Days 41-50: Do More Each Day, To See More Later
As you approach the halfway mark, it’s easy to become tired—but don’t give up! Khoa Bui of YouBeRelentless reminds us that results are never immediate. You don’t get to 100k YouTube subscribers by posting a single video; you get there by posting a single video everyday for months. He defines success as “a combination of many completions all focused towards a common goal”.
Days 51-60: Make Improvements
Congratulations! You’re more than halfway through the challenge now, so the hardest part is already well behind you. At this point, you should be used to spending an hour or so out of each day on a project you care about—and more importantly, you should be seeing results. Maybe your blog traffic is up, or your manuscript is starting to look pretty thick. Now it’s time to start making improvements. If you are working with a team, be conscience of how their feedback can help you improve.
Days 61-70: Go Back To The Beginning
The more work you finish, the more you learn about what you can do differently. Try adding in a few minutes each day to look at something you’ve already completed and evaluate it. Think about what is working, and what isn’t—then use that information to make your current tasks tighter and more efficient. Bloggers: what are your most effective keywords? Novelists: what are the narrative threads you need to start tying up? If you are working with a team or a partner, ask for feedback. You’ll want to spend the last month or so of your challenge tying up loose ends, so this is the perfect time to gain perspective.

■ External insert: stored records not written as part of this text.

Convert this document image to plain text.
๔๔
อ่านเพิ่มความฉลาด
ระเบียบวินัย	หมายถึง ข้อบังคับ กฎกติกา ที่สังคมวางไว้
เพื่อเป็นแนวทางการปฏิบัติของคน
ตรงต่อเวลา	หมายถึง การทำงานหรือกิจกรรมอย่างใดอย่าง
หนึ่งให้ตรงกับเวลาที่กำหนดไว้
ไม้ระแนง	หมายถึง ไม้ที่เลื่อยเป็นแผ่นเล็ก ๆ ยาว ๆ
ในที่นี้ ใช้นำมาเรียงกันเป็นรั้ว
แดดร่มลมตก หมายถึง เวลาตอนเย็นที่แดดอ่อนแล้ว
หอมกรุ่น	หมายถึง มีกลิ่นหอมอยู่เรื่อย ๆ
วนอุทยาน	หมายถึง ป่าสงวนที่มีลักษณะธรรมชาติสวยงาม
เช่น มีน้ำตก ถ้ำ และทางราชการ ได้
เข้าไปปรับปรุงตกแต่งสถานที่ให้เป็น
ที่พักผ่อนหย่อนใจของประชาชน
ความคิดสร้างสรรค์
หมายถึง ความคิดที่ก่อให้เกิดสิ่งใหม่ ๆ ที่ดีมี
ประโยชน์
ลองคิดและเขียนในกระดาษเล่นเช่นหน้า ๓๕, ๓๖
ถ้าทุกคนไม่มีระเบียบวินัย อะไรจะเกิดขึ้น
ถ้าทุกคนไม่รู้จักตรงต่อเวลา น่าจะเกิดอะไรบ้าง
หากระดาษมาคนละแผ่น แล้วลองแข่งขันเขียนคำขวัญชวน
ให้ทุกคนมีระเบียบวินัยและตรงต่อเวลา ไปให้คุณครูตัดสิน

Days 71-80: Reach A Milestone
Most of the 100 Days of Progress Challenge is process-oriented, but in the last month you’ll want to focus on completion. Finish that draft. Create your 50th blog post. Mix and master the album. You’ll want to put the finishing touches on your project in the earliest days of your final month so that you can work on sharing and promoting it during the final stretch.
Days 81-90: Expand Your Network
Now that your hard work has paid off, it’s time to reap the rewards—but first you have to make people take notice. If you’ve been working on something big, you may want to spend your penultimate 10 day period networking. Spend a day researching contacts in your industry, then reach out to a few of them each day with pitches. Sometimes they’ll reply and ask you to send samples of your work. Other times, they’ll want to meet for coffee so that they can get to know you a little better. On the other hand, you might not hear anything at all—but don’t be discouraged. Just keep at it, and remember: you’ve come a long way.

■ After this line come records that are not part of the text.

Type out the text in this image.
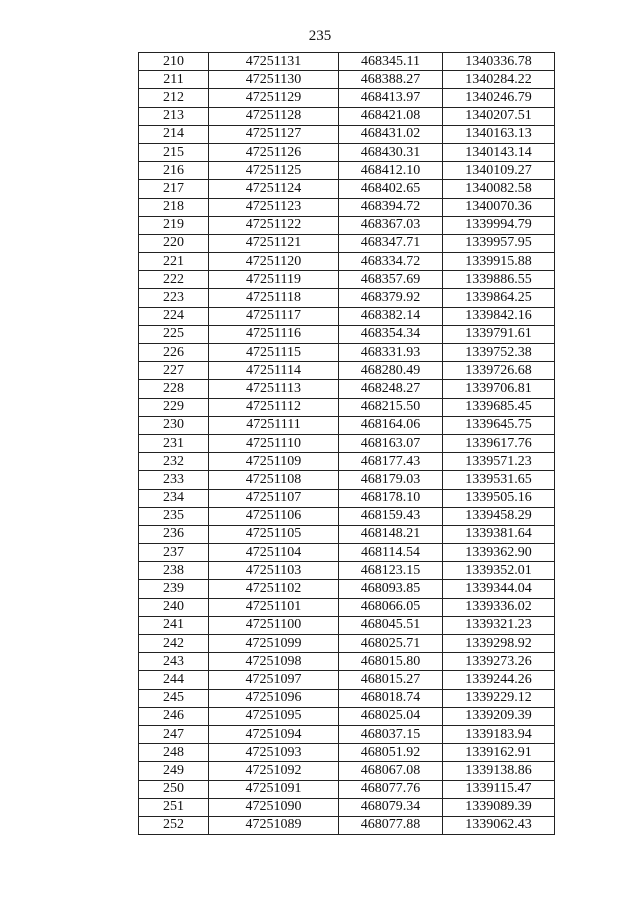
235
210	47251131	468345.11	1340336.78
211	47251130	468388.27	1340284.22
212	47251129	468413.97	1340246.79
213	47251128	468421.08	1340207.51
214	47251127	468431.02	1340163.13
215	47251126	468430.31	1340143.14
216	47251125	468412.10	1340109.27
217	47251124	468402.65	1340082.58
218	47251123	468394.72	1340070.36
219	47251122	468367.03	1339994.79
220	47251121	468347.71	1339957.95
221	47251120	468334.72	1339915.88
222	47251119	468357.69	1339886.55
223	47251118	468379.92	1339864.25
224	47251117	468382.14	1339842.16
225	47251116	468354.34	1339791.61
226	47251115	468331.93	1339752.38
227	47251114	468280.49	1339726.68
228	47251113	468248.27	1339706.81
229	47251112	468215.50	1339685.45
230	47251111	468164.06	1339645.75
231	47251110	468163.07	1339617.76
232	47251109	468177.43	1339571.23
233	47251108	468179.03	1339531.65
234	47251107	468178.10	1339505.16
235	47251106	468159.43	1339458.29
236	47251105	468148.21	1339381.64
237	47251104	468114.54	1339362.90
238	47251103	468123.15	1339352.01
239	47251102	468093.85	1339344.04
240	47251101	468066.05	1339336.02
241	47251100	468045.51	1339321.23
242	47251099	468025.71	1339298.92
243	47251098	468015.80	1339273.26
244	47251097	468015.27	1339244.26
245	47251096	468018.74	1339229.12
246	47251095	468025.04	1339209.39
247	47251094	468037.15	1339183.94
248	47251093	468051.92	1339162.91
249	47251092	468067.08	1339138.86
250	47251091	468077.76	1339115.47
251	47251090	468079.34	1339089.39
252	47251089	468077.88	1339062.43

Days 91-100: Finish Strong
If you’ve made it this far, you should have no problem at all finishing up the challenge. Whatever you’ve been working on for this long will most likely have become a priority in your life, which means it will be creating its own responsibilities for you to handle. The ball will already be rolling—you’ll just have to keep it on track. Congratulations: you’ve managed to make real progress on something important to you, and you’ve probably improved your work habits as a result!
The 100 Days of Productivity Challenge can help as a resource, but it doesn’t have to be your only resource. Try doing the challenge with a partner who can help hold you to your goals, and don’t be afraid to use technology. If you are doing this challenge alone or with a business team, project management tools like the Gryffin App can help you set tasks for yourself in advance, so that you go into each week knowing exactly what your goals are for each day. Remember: the more you organize, the better your chances of achieving something truly remarkable in 100 days will be.